Galaxy Fit's hardware is too weak to support Adobe Flash hence you won't be able to watch Flash content in web browser and you won't be able to install Flash player as well.


----------



## coderunknown (Jun 15, 2011)

no. the processor/chipset instruction set doesn't support adobe flash. btw what battery life are you getting?


----------



## Terabyte (Jun 15, 2011)

Sam said:


> no. the processor/chipset instruction set doesn't support adobe flash. btw what battery life are you getting?

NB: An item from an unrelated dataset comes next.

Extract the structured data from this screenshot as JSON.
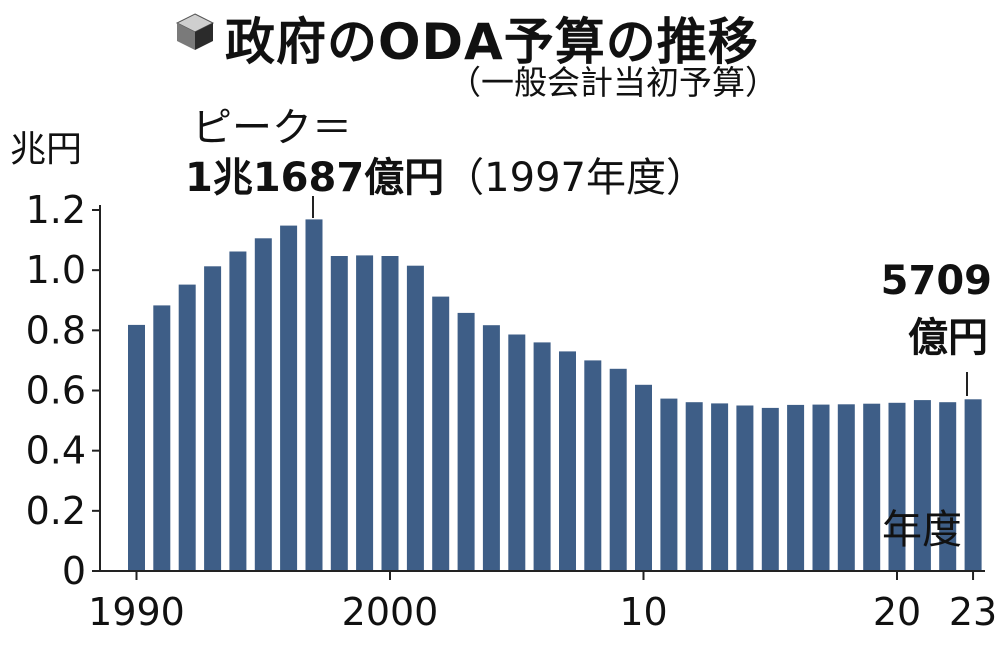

Processor/chipset doesn't support it because it is weak


----------



## BHAVESHp (Jun 15, 2011)

means i will never be able to watch online tv

too weak ..only 48 hrs.with 3g uses


----------



## Terabyte (Jun 15, 2011)

BHAVESHp said:


> means i will never be able to watch online tv


Sadly thats the case


BHAVESHp said:


> too weak ..only 48 hrs.with 3g uses


2 days is quite good for an Android phone, you should be happy with it


----------



## BHAVESHp (Jun 15, 2011)

r u sure ? what is the avarage battery back up of android phone


----------



## Terabyte (Jun 15, 2011)

^About one and a half day, one day on heavy usage.


----------



## AndroidFan (Jun 16, 2011)

I have an LG Optimus One modded with Mik OS 6.5.4 and Franco's kernel 16.1 BFS with ZRAM patch. My phone lasted *11 hours* under very heavy use... From 100% to zero in 11 hours... Surfed the net all day on Wifi, Engadget app, camera, music... very heavy use...

I am happy with the performance...


----------